Natacha Guillaumont
Natacha Guillaumont graduated as a landscape architect from the Ecole Nationale Supérieure du Paysage de Versailles, under the direction of Gilles Clément in 1996 after a first cycle at the Ecole du Louvre in Paris. She is in charge of the Landscape Architecture training in the French-speaking part of Switzerland at the HES-SO HEPIA Geneva and of the research group Paysage Projet Vivant.
For fifteen years she managed her landscape office in Marseille "La compagnie du vent", specializing in the social dimension of the role of the garden and public space, around the notion of natural heritage and classified site and for the creation of gardens and estates. In parallel, she has taught landscape projects in Art and Landscape schools and now plant design at HEPIA and plant urban planning in the Master of Territorial Development at the University of Geneva.

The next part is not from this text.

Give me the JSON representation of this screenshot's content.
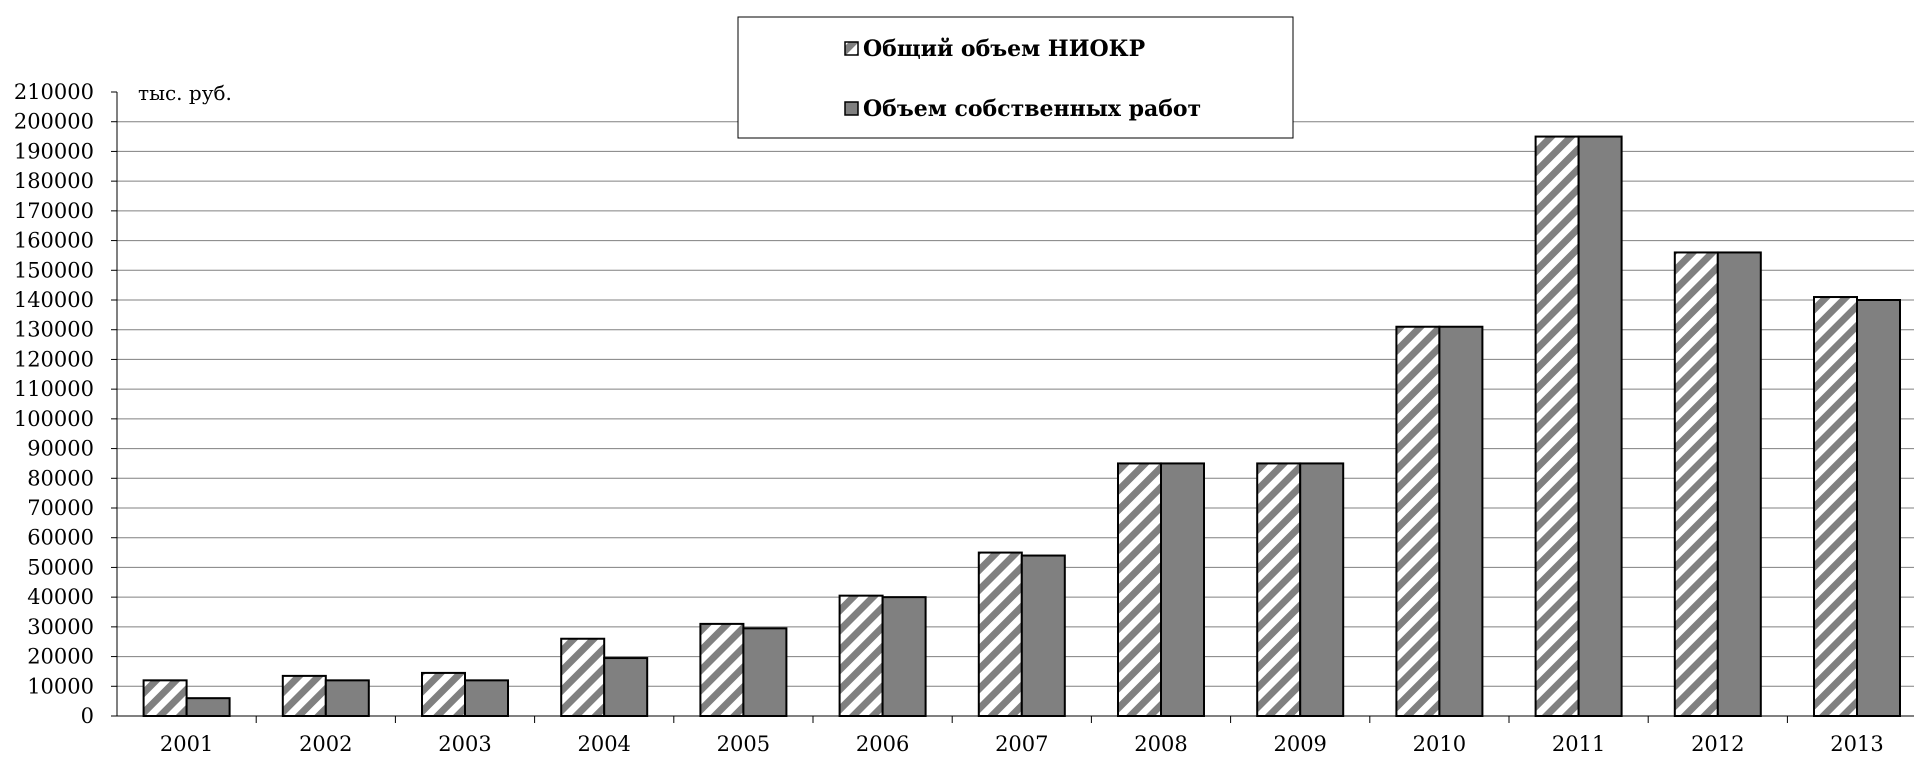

Her applied research since 2012 has focused on the plant and our relationship to living things in landscape projects. For several years, Guillaumont's reflections have focused on the design and evolution of plant forms and structures on an urban scale, and in this sense works on territorial plant strategies and adaptations to global warming.
On the other hand, Guillaumont continues to work on the part of the sensitive in qualitative landscape studies and develops methodological approaches, operational guides or awareness and analysis of sensitive perceptions of space accompanying collective approaches and participation, citizen issues, and landscape didactics.